Room: AAPM ePoster Library
Purpose: Remarkable normal tissue sparing and comparable tumor control with FLASH RT (ultrahigh dose-rate radiotherapy) effects were observed by in vivo animal studies with ultra-short radiation pulses but only at high repetition rates. In this study, we conducted a quantitative assessment of this effect based on the radiation-induced oxygen depletion (RIOD) hypothesis.
Methods: For cells irradiated by ultra-short radiation pulses at high pulse repetition rates, the intracellular oxygen level ([O2]) goes through ultra-fast physical, fast chemical, and slow oxygen diffusion stages. Due to the high radiation pulse repetition rate, cells do not have enough time to completely restore [O2] to their pre-radiation baseline before the next round of radiation pulse arrives. Combining the knowledge of the radiolysis and oxygen diffusion, we establish [O2] as a function of time. Using the parametrization of the Oxygen Enhancement Ratio (OER) formula, we studied the RIOD effect on cell survival fraction (SF) following each radiation pulse. Combining the SF per radiation pulse for all pulses, we calculated the RIOD effect on overall SF for the entire irradiation.

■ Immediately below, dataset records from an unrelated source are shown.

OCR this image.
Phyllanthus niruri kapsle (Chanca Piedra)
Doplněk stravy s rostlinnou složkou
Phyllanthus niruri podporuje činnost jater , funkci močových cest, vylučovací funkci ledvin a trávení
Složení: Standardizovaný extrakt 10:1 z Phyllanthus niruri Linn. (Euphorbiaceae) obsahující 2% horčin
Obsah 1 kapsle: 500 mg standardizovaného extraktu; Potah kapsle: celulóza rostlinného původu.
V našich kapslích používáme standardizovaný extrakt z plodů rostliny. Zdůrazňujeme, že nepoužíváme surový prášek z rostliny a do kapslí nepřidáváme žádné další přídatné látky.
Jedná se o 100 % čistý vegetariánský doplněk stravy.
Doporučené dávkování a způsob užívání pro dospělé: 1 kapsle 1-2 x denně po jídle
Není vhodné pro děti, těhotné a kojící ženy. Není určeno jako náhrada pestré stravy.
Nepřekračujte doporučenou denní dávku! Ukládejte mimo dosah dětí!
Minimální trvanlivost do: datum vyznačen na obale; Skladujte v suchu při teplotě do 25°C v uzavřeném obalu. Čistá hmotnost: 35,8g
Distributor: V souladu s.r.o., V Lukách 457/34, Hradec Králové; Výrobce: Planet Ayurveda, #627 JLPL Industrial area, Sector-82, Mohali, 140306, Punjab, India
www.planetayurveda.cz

Results: We mathematically derived the SF for cells irradiated by ultra-short radiation pulses at high repetition rates. When both radiation dose per pulse and pulse repetition rate are high, [O2] continually decreases pulse after pulse, resulting in a much lower effective OER over the entire irradiation. The OER reduction depends on the pre-irradiation [O2], i.e., [O2]-rich cells will see a much more significant OER reduction than hypoxic cells, particularly with initial [O2] in high gradient region of OER curve. This may explain the observations of the FLASH RT effect.
Conclusion: We conducted a theoretical study on the impact of RIOD on cell SF in ultra-short pulsed cell irradiation at high repetition rates. Our result may provide insights into the FLASH RT effect and facilitate future experimental designs.